Note: there is a non-trivial chance that, once we can upgrade akka-persistence-cassandra to a decently modern version, this problem will go away, so let's preferably not tackle this ticket until after we do that.
At the airy, hand-wavey level, a possible fix is to automatically split the history of a large Space. There is nothing sacred saying that a Space can only have one persistence stream. So what about saying, after, eg, 10k history records, we consider the history to date to be archived and start a new one? The Space's persistence ID would get a "kicker" number; we would open a new Actor for it, take a snapshot, drop the snapshot in to initialize the new Actor, and go from there.

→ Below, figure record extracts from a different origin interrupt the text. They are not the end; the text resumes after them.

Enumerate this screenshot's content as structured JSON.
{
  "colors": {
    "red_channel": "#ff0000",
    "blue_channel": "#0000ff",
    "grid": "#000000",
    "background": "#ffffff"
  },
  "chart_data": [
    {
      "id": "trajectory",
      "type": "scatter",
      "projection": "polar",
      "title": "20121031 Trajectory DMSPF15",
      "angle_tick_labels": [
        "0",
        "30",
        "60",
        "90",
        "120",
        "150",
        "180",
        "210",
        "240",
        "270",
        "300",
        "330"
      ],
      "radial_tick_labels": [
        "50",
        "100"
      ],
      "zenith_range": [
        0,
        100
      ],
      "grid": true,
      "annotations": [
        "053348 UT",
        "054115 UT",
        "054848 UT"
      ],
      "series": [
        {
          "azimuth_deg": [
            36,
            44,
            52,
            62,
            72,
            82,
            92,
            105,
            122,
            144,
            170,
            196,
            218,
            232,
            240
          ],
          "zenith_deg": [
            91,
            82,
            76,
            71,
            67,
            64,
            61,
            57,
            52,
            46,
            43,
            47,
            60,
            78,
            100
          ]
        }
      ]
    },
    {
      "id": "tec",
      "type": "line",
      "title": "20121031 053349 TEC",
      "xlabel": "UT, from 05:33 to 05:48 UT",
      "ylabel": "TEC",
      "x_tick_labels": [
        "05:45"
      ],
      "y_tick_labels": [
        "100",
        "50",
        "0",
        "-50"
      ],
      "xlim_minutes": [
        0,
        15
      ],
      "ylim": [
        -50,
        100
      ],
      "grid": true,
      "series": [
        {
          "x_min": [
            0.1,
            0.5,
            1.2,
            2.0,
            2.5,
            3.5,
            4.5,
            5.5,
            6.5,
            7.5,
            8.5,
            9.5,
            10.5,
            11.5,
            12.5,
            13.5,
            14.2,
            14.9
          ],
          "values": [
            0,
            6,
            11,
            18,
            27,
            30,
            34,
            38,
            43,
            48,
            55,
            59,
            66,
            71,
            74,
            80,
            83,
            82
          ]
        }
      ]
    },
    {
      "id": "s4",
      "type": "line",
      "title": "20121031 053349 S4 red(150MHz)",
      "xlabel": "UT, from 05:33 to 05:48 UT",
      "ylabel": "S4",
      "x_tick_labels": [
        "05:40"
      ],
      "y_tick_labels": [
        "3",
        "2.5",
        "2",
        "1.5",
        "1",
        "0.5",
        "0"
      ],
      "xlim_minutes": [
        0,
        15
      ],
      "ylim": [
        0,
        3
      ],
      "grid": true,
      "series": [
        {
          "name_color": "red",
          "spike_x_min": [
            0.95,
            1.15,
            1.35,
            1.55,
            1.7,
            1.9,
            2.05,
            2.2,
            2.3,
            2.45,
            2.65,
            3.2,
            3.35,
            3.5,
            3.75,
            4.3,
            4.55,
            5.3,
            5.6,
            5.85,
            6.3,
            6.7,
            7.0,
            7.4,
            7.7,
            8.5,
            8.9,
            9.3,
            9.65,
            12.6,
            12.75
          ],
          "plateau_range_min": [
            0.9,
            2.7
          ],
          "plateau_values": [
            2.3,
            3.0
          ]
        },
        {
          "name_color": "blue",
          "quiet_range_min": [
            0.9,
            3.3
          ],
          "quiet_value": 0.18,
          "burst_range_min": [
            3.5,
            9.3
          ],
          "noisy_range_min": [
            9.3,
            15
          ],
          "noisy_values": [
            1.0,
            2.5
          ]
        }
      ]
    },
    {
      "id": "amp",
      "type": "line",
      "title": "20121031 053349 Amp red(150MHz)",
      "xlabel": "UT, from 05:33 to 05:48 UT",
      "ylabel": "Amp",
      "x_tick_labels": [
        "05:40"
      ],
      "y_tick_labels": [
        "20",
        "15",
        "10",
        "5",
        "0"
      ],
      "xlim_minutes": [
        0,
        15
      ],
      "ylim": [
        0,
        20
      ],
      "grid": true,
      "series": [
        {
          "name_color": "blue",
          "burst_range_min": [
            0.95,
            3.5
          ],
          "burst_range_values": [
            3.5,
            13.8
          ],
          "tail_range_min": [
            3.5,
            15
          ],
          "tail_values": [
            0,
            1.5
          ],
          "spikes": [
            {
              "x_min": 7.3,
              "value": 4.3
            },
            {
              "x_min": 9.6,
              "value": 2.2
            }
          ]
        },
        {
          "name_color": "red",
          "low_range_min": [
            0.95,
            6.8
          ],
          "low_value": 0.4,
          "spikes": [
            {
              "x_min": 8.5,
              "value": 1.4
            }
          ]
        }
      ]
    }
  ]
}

We would record the current kicker in the main SQL database, so that we know which Actor to actually load.
When doing History operations, we would need to introduce some coordination, but conceptually it isn't hard, since those loads are entirely under program control -- we would just stitch together the streams into a single logical stream.
This needs lots more thought and design, but in principle there is no good reason it can't work. (Right?)
Plan
Okay, let's take this seriously, and figure out what needs to be done. The more I think about it, the less confidence I have that the upgrade is going to save us.
The goal is easy to summarize: a given Space is no longer composed of a single persistenceId, but of a sequence of "segments, monotonically increasing. Each segment begins with a SetState
of the current state, and runs for around N events. (Where N is probably around 10k.) Each segment ends with a new SegmentFinished
event, which tells the system to deterministically go on to the next. If a SpaceCore
is in the finished state, and receives a change event, it should forward that to the next segment.
All of this should be automatic, and largely hidden from users. It will become the normal mode of operations from here on, once it is fully implemented.